The average European cost increase is calculated at 0.9 percentage points –- up from 6.6 to 7.5 per cent of GDP. In contrast, it is only 0.4 percentage points for Germany – almost at the lowest end of the comparative scale – up from 7.4 to 7.8 per cent of GDP. This might also be related to the relatively high proportion of privately insured persons. It is assumed that the insured collectives of private insurance age grow faster than those of statutory health insurance – not least because of the more difficult access to private insurance. As the ageing report explicitly points out, this reduces the burden on the public sector.

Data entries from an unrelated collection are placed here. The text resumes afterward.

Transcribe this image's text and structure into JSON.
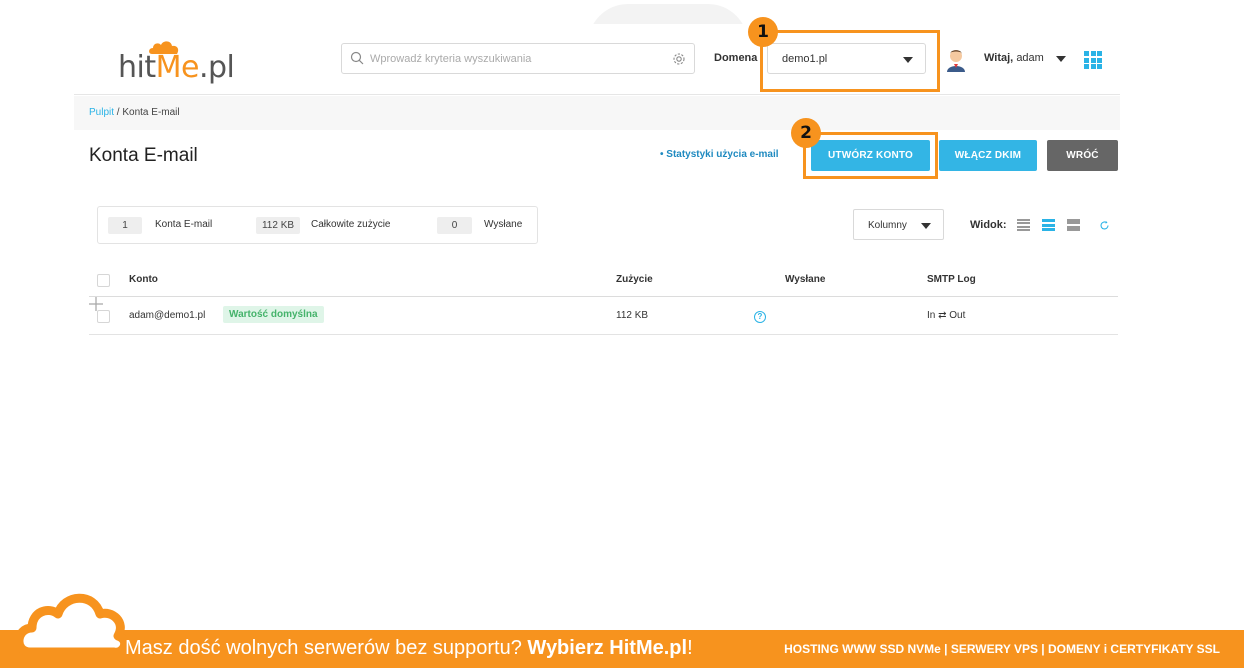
{
  "header": {
    "logo_prefix": "hit",
    "logo_accent": "Me",
    "logo_suffix": ".pl",
    "search_placeholder": "Wprowadź kryteria wyszukiwania",
    "domain_label": "Domena",
    "domain_value": "demo1.pl",
    "greeting_bold": "Witaj,",
    "greeting_user": "adam"
  },
  "annotations": {
    "marker1": "1",
    "marker2": "2"
  },
  "breadcrumb": {
    "home": "Pulpit",
    "separator": " / ",
    "current": "Konta E-mail"
  },
  "page": {
    "title": "Konta E-mail",
    "stats_link": "• Statystyki użycia e-mail",
    "create_button": "UTWÓRZ KONTO",
    "dkim_button": "WŁĄCZ DKIM",
    "back_button": "WRÓĆ"
  },
  "summary": {
    "accounts_count": "1",
    "accounts_label": "Konta E-mail",
    "usage_value": "112 KB",
    "usage_label": "Całkowite zużycie",
    "sent_count": "0",
    "sent_label": "Wysłane"
  },
  "toolbar": {
    "columns_label": "Kolumny",
    "view_label": "Widok:"
  },
  "table": {
    "headers": {
      "account": "Konto",
      "usage": "Zużycie",
      "sent": "Wysłane",
      "smtp": "SMTP Log"
    },
    "rows": [
      {
        "account": "adam@demo1.pl",
        "badge": "Wartość domyślna",
        "usage": "112 KB",
        "smtp": "In ⇄ Out"
      }
    ]
  },
  "footer": {
    "slogan_text": "Masz dość wolnych serwerów bez supportu?",
    "slogan_bold": "Wybierz HitMe.pl",
    "slogan_end": "!",
    "services": "HOSTING WWW SSD NVMe | SERWERY VPS | DOMENY i CERTYFIKATY SSL"
  },
  "colors": {
    "accent_orange": "#f7931e",
    "primary_blue": "#33b5e5",
    "dark_button": "#666666",
    "success_green": "#45b36b"
  }
}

As already indicated – different assumptions about whether additional years of life gained will be spent in good or poor health had a major impact on the result. If it will be good health, then the projections are much more favourable; in the case of Germany, as public spending on health (as a proportion of GDP) is even projected to fall. However, if conceivable non-demographic cost drivers are considered, such as innovations in the healthcare sector or a change in demand behaviour, then the values are significantly worse than in the purely demographic, basic scenarios. The average European increase would be 3.1 percentage points, whereas it would be 2.5 percentage points for Germany.
The report concludes at this point by saying that demographic and non-demographic factors will continue to exert huge pressure on the sustainability of publicly financed health expenditure in the future. The public sector will continue to bear the main share of healthcare costs in the future.